You can start the producer and the consumer as follows:
B $ ndndpdk-godemo pingserver --name /example/P
2022/05/05 14:54:17 uplink opened, state is down
2022/05/05 14:54:17 uplink state changes to up
2022/05/05 14:54:18 /8=example/8=P/8=0E0344249FD27C3A[F]
2022/05/05 14:54:18 /8=example/8=P/8=0E0344249FD27C3B[F]
2022/05/05 14:54:19 /8=example/8=P/8=0E0344249FD27C3C[F]
2022/05/05 14:54:19 /8=example/8=P/8=0E0344249FD27C3D[F]
2022/05/05 14:54:19 /8=example/8=P/8=0E0344249FD27C3E[F]
2022/05/05 14:54:19 /8=example/8=P/8=0E0344249FD27C3F[F]
2022/05/05 14:54:40 uplink state changes to down
2022/05/05 14:54:40 uplink closed, error is <nil>
A $ ndndpdk-godemo pingclient --name /example/P
2022/05/05 14:54:18 uplink opened, state is down
2022/05/05 14:54:18 uplink state changes to up
2022/05/05 14:54:18 100.00% D 0E0344249FD27C3A 1294us
2022/05/05 14:54:18 100.00% D 0E0344249FD27C3B 1685us
2022/05/05 14:54:19 100.00% D 0E0344249FD27C3C 710us
2022/05/05 14:54:19 100.00% D 0E0344249FD27C3D 643us
2022/05/05 14:54:19 100.00% D 0E0344249FD27C3E 1182us
2022/05/05 14:54:19 100.00% D 0E0344249FD27C3F 1975us
2022/05/05 14:54:19 uplink state changes to down
2022/05/05 14:54:19 uplink closed, error is <nil>The consumer prints, among other fields, the percentage of satisfied Interests and the last round-trip time. See command ndndpdk-godemo for additional options such as MTU and Data payload length.
The ndndpdk-ctrl list-face command returns a list of faces.
The ndndpdk-ctrl get-face command retrieves information about a face, including several face counters.
Observing face counter changes while the application is running is an effective way to identify where packet loss is occurring.

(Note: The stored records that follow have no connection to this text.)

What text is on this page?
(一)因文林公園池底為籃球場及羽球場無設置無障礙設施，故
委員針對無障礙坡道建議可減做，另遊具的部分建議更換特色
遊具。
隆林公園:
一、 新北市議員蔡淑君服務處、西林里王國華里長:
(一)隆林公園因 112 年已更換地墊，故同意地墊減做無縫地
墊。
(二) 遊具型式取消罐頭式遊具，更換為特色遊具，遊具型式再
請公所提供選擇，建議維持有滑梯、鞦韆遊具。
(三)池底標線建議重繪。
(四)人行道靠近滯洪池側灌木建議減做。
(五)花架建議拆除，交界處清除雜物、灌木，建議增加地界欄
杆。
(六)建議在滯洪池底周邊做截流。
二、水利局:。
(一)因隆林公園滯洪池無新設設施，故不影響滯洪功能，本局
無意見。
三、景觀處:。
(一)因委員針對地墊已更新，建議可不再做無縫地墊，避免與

Example command and output:
A $ ndndpdk-ctrl get-face --id 286d21ff --cnt | jq .counters
{
"rxData": "1024",
"rxInterests": "0",
"rxNacks": "0",
"txData": "0",
"txInterests": "1025",
"txNacks": "0"
}You can programmatically retrieve face information via GraphQL using the faces query.
It includes many more counters than what's available through the ndndpdk-ctrl get-face command.